Paramount’s new Star Trek NFTs utterly miss the point of Star Trek
Paramount is launching its NFT marketplace / metaverse / annoying marketing stunt that fans are already angry about with Star Trek non-fungible tokens (or NFTs.) The company partnered with Recur to create a platform called Paramount.xyz, which it says will “bring Paramount’s beloved entertainment entities, brands and characters to the metaverse.”
Paramount is aping what’s worked for big NFT projects in the past; the Star Trek NFTs will depict “algorithmically-generated starships” and can be purchased at the low, low price of $250 per pack. Packs, by the way, contain a single ship — which only has around an 11 percent chance of looking like the Enterprise. You can (but absolutely should not) guarantee that you’ll get a cool ship by buying the “Admiral pack” instead of the “Captain pack,” but you can only get those if you’ve shelled out for a Recur pass — another NFT that costs at least $290.

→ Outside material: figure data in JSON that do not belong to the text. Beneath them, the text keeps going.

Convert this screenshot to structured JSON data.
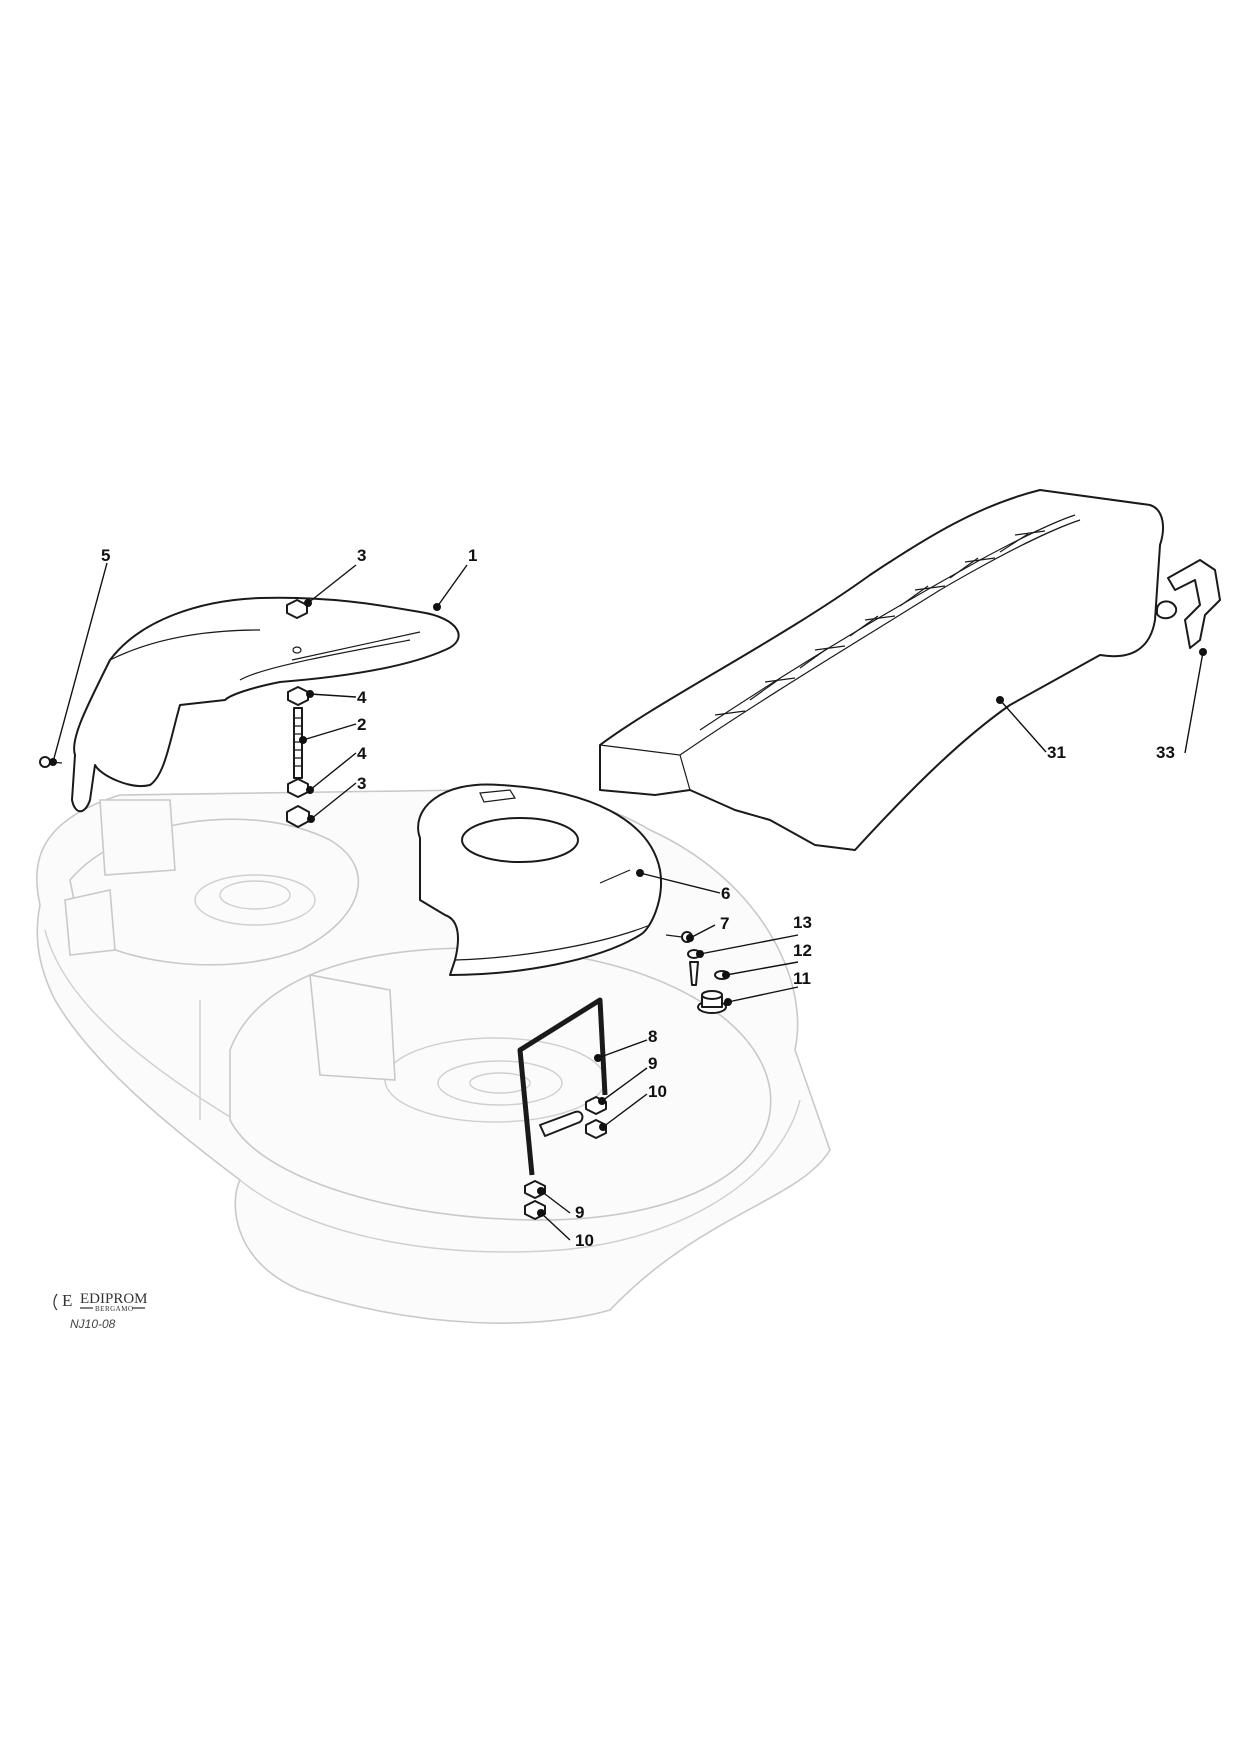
{
  "callouts": {
    "c1": "1",
    "c2": "2",
    "c3a": "3",
    "c3b": "3",
    "c4a": "4",
    "c4b": "4",
    "c5": "5",
    "c6": "6",
    "c7": "7",
    "c8": "8",
    "c9a": "9",
    "c9b": "9",
    "c10a": "10",
    "c10b": "10",
    "c11": "11",
    "c12": "12",
    "c13": "13",
    "c31": "31",
    "c33": "33"
  },
  "logo": {
    "mark": "E",
    "name": "EDIPROM",
    "city": "BERGAMO"
  },
  "drawing_code": "NJ10-08"
}
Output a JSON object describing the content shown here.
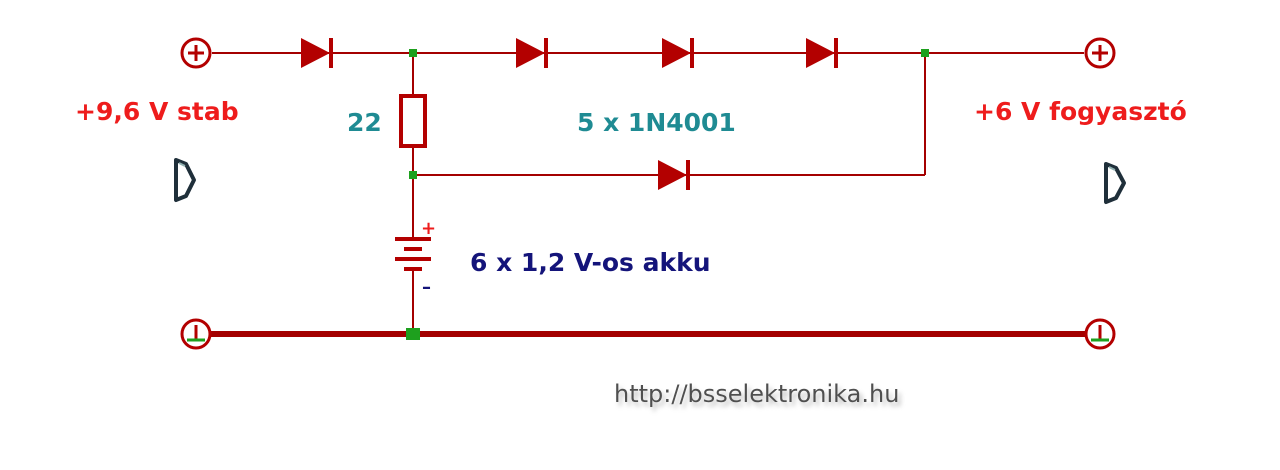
{
  "diagram": {
    "input_label": "+9,6 V stab",
    "output_label": "+6 V fogyasztó",
    "resistor_label": "22",
    "diodes_label": "5 x 1N4001",
    "battery_label": "6 x 1,2 V-os akku",
    "battery_plus": "+",
    "battery_minus": "–",
    "watermark": "http://bsselektronika.hu"
  },
  "colors": {
    "wire": "#a40000",
    "input_label": "#ee1c1c",
    "component_label": "#1f8b93",
    "battery_label": "#14147a",
    "node": "#1ea01e"
  },
  "icons": {
    "terminal_plus": "plus-terminal-icon",
    "terminal_ground": "ground-terminal-icon",
    "connector": "d-connector-icon"
  }
}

The ships are stored in what Paramount is calling “Star Trek Continuum,” which is what the company describes as “an experiential hub that will house this first and all future seasons of Star Trek NFTs.” Those “future seasons” will involve collecting crewmates and doing vague, unspecified missions according to Paramount’s roadmap.
In terms of what that “metaverse” or those experiences will actually look like, Paramount’s press release has a lot of words that basically add up to a hand wave: “Recur and Paramount are building a roadmap of in-real-life utility over the course of this multi-year partnership and Continuum holders will get access to exclusive perks, events and content expanding on the utility of the NFTs digitally and in-real-life.”
This isn’t the first time we’ve seen Star Trek NFTs. The brand has been put on the blockchain in the form of digital Funko Pops and in licensed offerings on other platforms. And, as my colleagues, Chaim Gartenberg and Adi Robertson pointed out, each time it happens it feels like a bit of a slap in the face to everything that Star Trek is actually about. (I’m sure it’s just a coincidence that every video essayist describing post-scarcity “luxury automated space communism” uses Star Trek imagery to describe it.)
This time around, though, Paramount is going all in. It’s pitching Star Trek Continuum as just the beginning of Paramount.xyz, and threatens… er, promises that it’ll add franchises from Nickelodeon and Paramount Pictures next. Yes, that does mean that we could see SpongeBob NFTs next. And yes, I guess that does mean I’ve gotten to the point in adulthood where I get to see my childhood pillaged.